Updated: 20 June 2007

SOME FUNDAMENTALS OF SPECTRUM ANALYSIS
R. Haven Wiley

A spectrogram (or sonagram) is a display of frequency as a function of
time. The intensity of each frequency component at a particular
time is represented by the darkness of the display at that point.
A spectrograph is the instrument that produces such a display.
This introduction makes no attempt to explain the mathematical principles
of spectrum analysis. It just introduces some rules of thumb for
those who need to use a spectrograph quickly. Following this
introduction to Some Fundamentals of Spectrum Analysis, there is a
step-by-step (but brief!)
manual for using the computer program
WildSpectra
.
Fundamental theory shows that any waveform can be decomposed into series
of sine waves and cosine waves (called frequency components) with
appropriate amplitudes and phases. Adding the sine and cosine waves
produces the original waveform. Sound is such a waveform. It
is pressure as a funtion of time (converted by a microphone into
electrical voltage as a function of time).
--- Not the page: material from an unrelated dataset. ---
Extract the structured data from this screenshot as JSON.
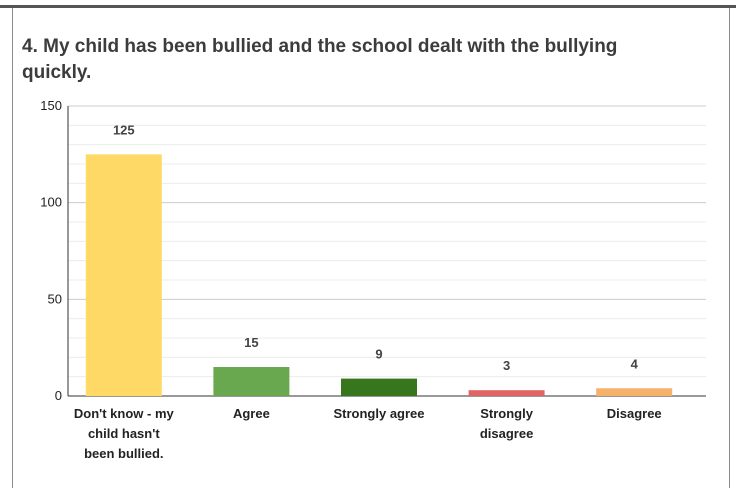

Our ears decompose sound waveforms into frequency components.
Human ears analyze about 1/20 to 1/50 of a second (0.05-0.02 s) of sound
at a time. Within each of these little time periods, the cochlea
mechanically separates the frequency components. We can hear these
frequency components changing every 0.05-0.02 s. For instance,
pulses of sound that occur less frequently than 20-50 times/second sound
to us like distinct pulses. Pulses that occur more frequently than
50 times/second sound like a continuous sound with the frequency
components of a pulsed waveform.
The time period within which an ear (or some other spectrum analyzer)
analyzes the frequency components in sound is called the analysis period.
How pulses of sound appear in a spectrogram thus depends on
whether the pulses occur more or less rapidly than the analysis period.
Digital spectral analysis has many basic similarities with an ear. In
particular, it analyzes sound within a particular (user selected) analysis
period. The analysis period affects how a pulsed sound will appear in
the resulting spectrogram.
Nowadays the first step in spectral analysis is to digitize the sound (convert
the continuously varying electrical signal from a microphone into a series of
numbers representing the voltage at evenly spaced points in time).
Basic theory determines how many points you need in order to describe a signal
completely.
Consider a signal that includes no frequency components above W. Then
all of the information required to describe this signal is captured by
digitizing the signal at a frequency of 2W. In other words, if a
waveform includes no frequencies above W, then a series of numbers can be used
to reproduce the orginal waveform provided the digitizing frequency equals or
exceeds 2W, called the Nyquist frequency.
FOURIER (SPECTRAL) ANALYSIS OF SIGNALS
FFT stands for Fast Fourier Transform. Fast, because it uses a
particular computational algorithm discovered in the 1950's.
Fourier Transform, because Fourier discovered the mathematical
relationship between any waveform and its frequency components in the
early 1800's.
To perform a Fourier or spectral analysis, you must understand the
relationships among three parameters:
- digitizing frequency (at least twice the maximal
frequency in the signal as just explained)
- analysis period
- transform size (number of points analyzed at a time, also
called frame length or FFT length).
These three parameters have a simple relationship:
-
transform size (in units of numbers of points) =
-
digitizing frequency (number of points / second) X
analysis period (seconds)
This simple equation leads to the . . .
FIRST LAW OF FREQUENCY ANALYSIS
When you select the transform size,
you also determine the analysis period of the spectrum.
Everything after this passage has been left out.